У меня никогда не было цели заниматься благотворительностью, мне хотелось помочь конкретным людям. В театре у меня коллега есть, ее дочь Маша с особенностями развития росла на моих глазах. И выросла прекрасной девочкой, стала искать себя и поступила в 21-й колледж, где обучают людей с особенностями развития творческим профессиям. Я поддерживала Машу в ее начинаниях, а потом и ее однокурсников. И вокруг меня появился круг очень талантливых людей с особенностями развития, которым хотелось помочь. Сначала это были какие-то точечные действия — закупка расходных материалов для рисования, диван в комнату отдыха, но этого было мало. Поэтому появилось желание создать проект, где ребята могли бы работать и зарабатывать постоянно. «Наивно? Очень» — проект социального предпринимательства, а не благотворительный фонд. Наши сотрудники — художники — люди с особенностями развития ментального характера. Вот уже 11 лет мы работаем и развиваемся. Несмотря на то что мы конкурируем с бизнес-проектами, не имея никаких вообще поблажек, скажем так. Аренда мастерских, галереи, магазина — все это мы оплачиваем без каких-либо льгот. А еще зарплаты сотрудникам, налоги, пенсионные, страховые. Поэтому мы все время в каком-то подвешенном состоянии, и выживать порой бывает сложно. Но мы не жалуемся, просто стараемся делать свое дело.

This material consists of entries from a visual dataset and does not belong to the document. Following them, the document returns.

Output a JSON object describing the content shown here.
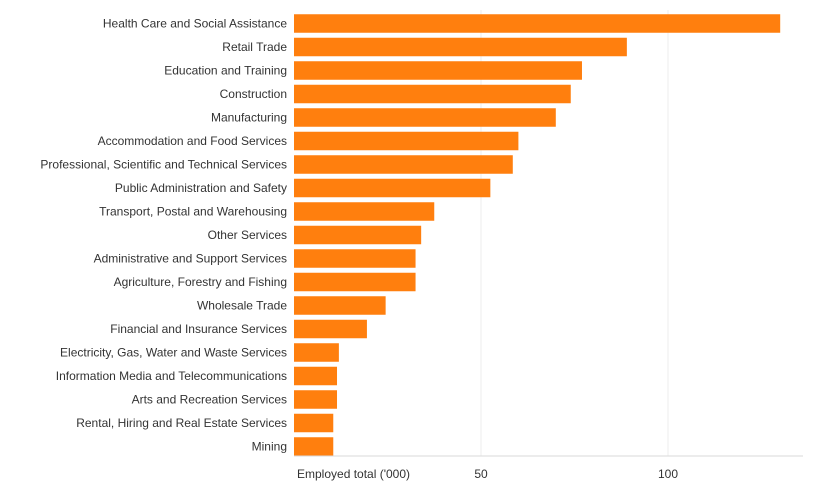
{
  "chart_data": {
    "type": "bar",
    "orientation": "horizontal",
    "xlabel": "Employed total ('000)",
    "ylabel": "",
    "xlim": [
      0,
      140
    ],
    "x_ticks": [
      50,
      100
    ],
    "grid": true,
    "bar_color": "#ff7f0e",
    "categories": [
      "Health Care and Social Assistance",
      "Retail Trade",
      "Education and Training",
      "Construction",
      "Manufacturing",
      "Accommodation and Food Services",
      "Professional, Scientific and Technical Services",
      "Public Administration and Safety",
      "Transport, Postal and Warehousing",
      "Other Services",
      "Administrative and Support Services",
      "Agriculture, Forestry and Fishing",
      "Wholesale Trade",
      "Financial and Insurance Services",
      "Electricity, Gas, Water and Waste Services",
      "Information Media and Telecommunications",
      "Arts and Recreation Services",
      "Rental, Hiring and Real Estate Services",
      "Mining"
    ],
    "values": [
      130,
      89,
      77,
      74,
      70,
      60,
      58.5,
      52.5,
      37.5,
      34,
      32.5,
      32.5,
      24.5,
      19.5,
      12,
      11.5,
      11.5,
      10.5,
      10.5
    ]
  }
}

Ɔ. В Нью-Йорке и европейских городах есть отдельные галереи, которые занимаются форматом «аутсайдер-арт». Это целое направление, и хотя люди понимают, что это художники с особенностями, популярны они не поэтому. Как обстоят дела в России?
Ситуация потихонечку меняется. Когда мы начинали, то изначально не говорили, кто наши художники, для того чтобы получить оценку их творчества вне зависимости от диагнозов. Чтобы не было вот этого: «Ну понятно, это ведь такие особые люди, конечно же, мы не будем ругать их творчество». Но если есть за что ругать, ругайте, если нравится, то хвалите, если хочется приобрести — купите. Со временем мы убедились, что на картины очень хорошо реагируют и ценители, и коллекционеры, и просто любители. То есть людям очень нравится такое наивное искусство. И мы стали рассказывать о наших художниках. При этом я всегда говорю, что это работа Тимы Штромана, а это работа Романа Горшенина — я не говорю про особенности, я называю авторов. Наши ребята за эти десять лет очень выросли. Сначала это были такие скромные талантливые ребятки, которые рисовали просто потому, что им нравится, но думали, что это никому не нужно. А сейчас это взрослые люди, художники, которые творят. И они точно знают, что их новые работы ждут, за их творчеством следят, их картины покупают. И это самое важное и дорогое для нас — их уверенность в себе и понимание, что они нужны миру.
Ɔ. Вы как-то говорили в интервью, что долго не хотели ассоциироваться с этим проектом лично, чтобы это не выглядело как самопиар. Одно дело — ты собираешь деньги, а другое дело, когда у тебя есть люди, которые получают регулярную зарплату. В таких историях всегда может появиться тот, кто обвинит вас в том, что вы кого-то обкрадываете. Насколько часто приходится иметь дело с такими стереотипами?
Когда все только начиналось, директор проекта Лена Вахрушева оберегала меня от таких людей, которые били себя в грудь и что-то пытались доказать или просто, проходя мимо, кидали какие-то реплики обидные. Первый год мы с ней иногда буквально плакали на груди друг у друга от такой несправедливости. Но потом я как-то в один момент собралась и поняла, что так не может продолжаться. И просто отсекла это волевым усилием. Я знаю, что есть люди, которые всегда будут уверены в чьей-то недобросовестности или будут обвинять, что кто-то зарабатывает на больных людях и так далее. Но я не могу позволить себе тратить свою жизнь на переживания об этих людях и их словах. Даже пять минут в день. Это вообще самое главное — не тратить энергию на то, чтобы кому-то что-то доказать. Важно просто делать свое дело.